Special Rules for Repaying Loans with Dividends

If a C corporation chooses to use dividends to repay an ESOP loan, several special rules must be considered:

  • Dividends on both allocated and unallocated shares can be used to repay a loan. Dividends paid on allocated shares must release shares to employee accounts at least equal in value to those dividends. Dividends paid on unallocated shares can be distributed to employee accounts based on the allocation formula for other contributions or on the prior account balance. They can also be passed through to employees.
  • Dividends paid on shares not acquired by an ESOP loan (such as shares the ESOP owned before) cannot be used to repay that loan.
  • Dividends must be "reasonable." The IRS has not defined what reasonable means, however. In the one private letter ruling on this issue, a 70% dividend was ruled unreasonable. Dividends that are within the range of those paid by other companies with similar earnings clearly would be reasonable, but beyond that, no one knows.
  • Accounting treatment for dividends paid on ESOP loans is complex. Previous rules indicated dividends used to repay a loan would be charged to retained earnings. New rules will require them to be charged to compensation expense, with the charge measured by the value of the shares released. The application of these rules requires detailed guidance from a specialist.

Employee Tax and Distribution Issues

Dividends passed through to employees are taxable and do not qualify for the partial tax exclusion treatment available to non-ESOP dividends. They are not subject to the 10% early distribution tax, however. FICA, FUTA, and withholding are not required. Dividends used to repay a loan end up being allocated as shares and are treated in the same way for tax and distribution purposes. Dividends voluntarily reinvested in company stock are tax-deductible, but if there is a 401(k) plan combined with the ESOP, it is possible to structure the plan so that an offsetting amount of payroll is deducted.

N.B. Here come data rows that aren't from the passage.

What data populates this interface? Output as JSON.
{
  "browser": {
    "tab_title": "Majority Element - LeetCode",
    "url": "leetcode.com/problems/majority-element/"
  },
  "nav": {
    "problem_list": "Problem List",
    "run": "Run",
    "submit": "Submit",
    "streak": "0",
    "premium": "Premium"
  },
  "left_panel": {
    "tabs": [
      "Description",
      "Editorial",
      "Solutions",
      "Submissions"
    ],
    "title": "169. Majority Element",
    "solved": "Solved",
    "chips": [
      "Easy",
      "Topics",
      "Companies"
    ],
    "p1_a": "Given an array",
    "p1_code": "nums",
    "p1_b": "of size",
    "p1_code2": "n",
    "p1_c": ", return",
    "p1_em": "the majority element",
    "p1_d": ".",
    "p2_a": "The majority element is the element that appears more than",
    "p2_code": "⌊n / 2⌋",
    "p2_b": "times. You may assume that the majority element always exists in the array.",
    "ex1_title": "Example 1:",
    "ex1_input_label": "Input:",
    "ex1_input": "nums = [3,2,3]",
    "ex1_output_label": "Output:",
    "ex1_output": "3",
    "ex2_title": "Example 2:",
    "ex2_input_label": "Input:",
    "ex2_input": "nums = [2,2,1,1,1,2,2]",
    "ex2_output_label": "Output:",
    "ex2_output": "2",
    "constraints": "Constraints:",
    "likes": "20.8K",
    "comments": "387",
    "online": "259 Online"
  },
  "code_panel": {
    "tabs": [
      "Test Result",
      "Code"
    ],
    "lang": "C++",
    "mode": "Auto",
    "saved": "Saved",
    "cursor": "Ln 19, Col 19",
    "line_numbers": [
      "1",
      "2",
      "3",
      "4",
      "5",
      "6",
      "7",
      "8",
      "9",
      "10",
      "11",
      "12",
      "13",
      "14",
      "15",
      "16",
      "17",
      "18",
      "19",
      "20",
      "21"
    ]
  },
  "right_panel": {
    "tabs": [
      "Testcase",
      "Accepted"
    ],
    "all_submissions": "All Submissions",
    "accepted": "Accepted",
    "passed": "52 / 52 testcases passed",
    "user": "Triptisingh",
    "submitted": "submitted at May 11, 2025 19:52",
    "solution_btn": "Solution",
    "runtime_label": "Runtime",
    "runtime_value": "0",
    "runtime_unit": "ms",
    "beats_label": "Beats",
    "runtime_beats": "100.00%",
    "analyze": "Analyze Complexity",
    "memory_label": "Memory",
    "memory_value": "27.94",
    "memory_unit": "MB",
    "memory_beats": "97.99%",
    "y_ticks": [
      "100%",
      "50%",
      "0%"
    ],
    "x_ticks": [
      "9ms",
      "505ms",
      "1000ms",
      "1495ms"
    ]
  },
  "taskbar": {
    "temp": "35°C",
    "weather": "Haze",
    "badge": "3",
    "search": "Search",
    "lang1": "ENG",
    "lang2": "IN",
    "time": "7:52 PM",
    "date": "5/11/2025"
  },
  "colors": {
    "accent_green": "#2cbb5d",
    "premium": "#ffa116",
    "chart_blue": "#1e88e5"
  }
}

Plan documents should indicate who decides when and how dividends will be paid. Participants can be given a choice individually, or the company can make the decision. Dividends can also be passed through just on vested shares.

Dividends and Motivation

Companies that pay dividends often swear by their impact on employee motivation. The money gives employees an immediate payback from their stock and provides companies with a periodic way to draw employee attention to ownership issues. In some companies, they may add a few thousand dollars a year in compensation to people who have accumulated a lot of stock. On the other hand, they provide the greatest reward to those people with the longest participation in the ownership plan. However, as a short-term reward for good work, they may be ineffective because a new worker making a valuable contribution would get a small fraction of what a more senior employee gets. Bonuses or profit-sharing may work better if short-term incentives are the goal.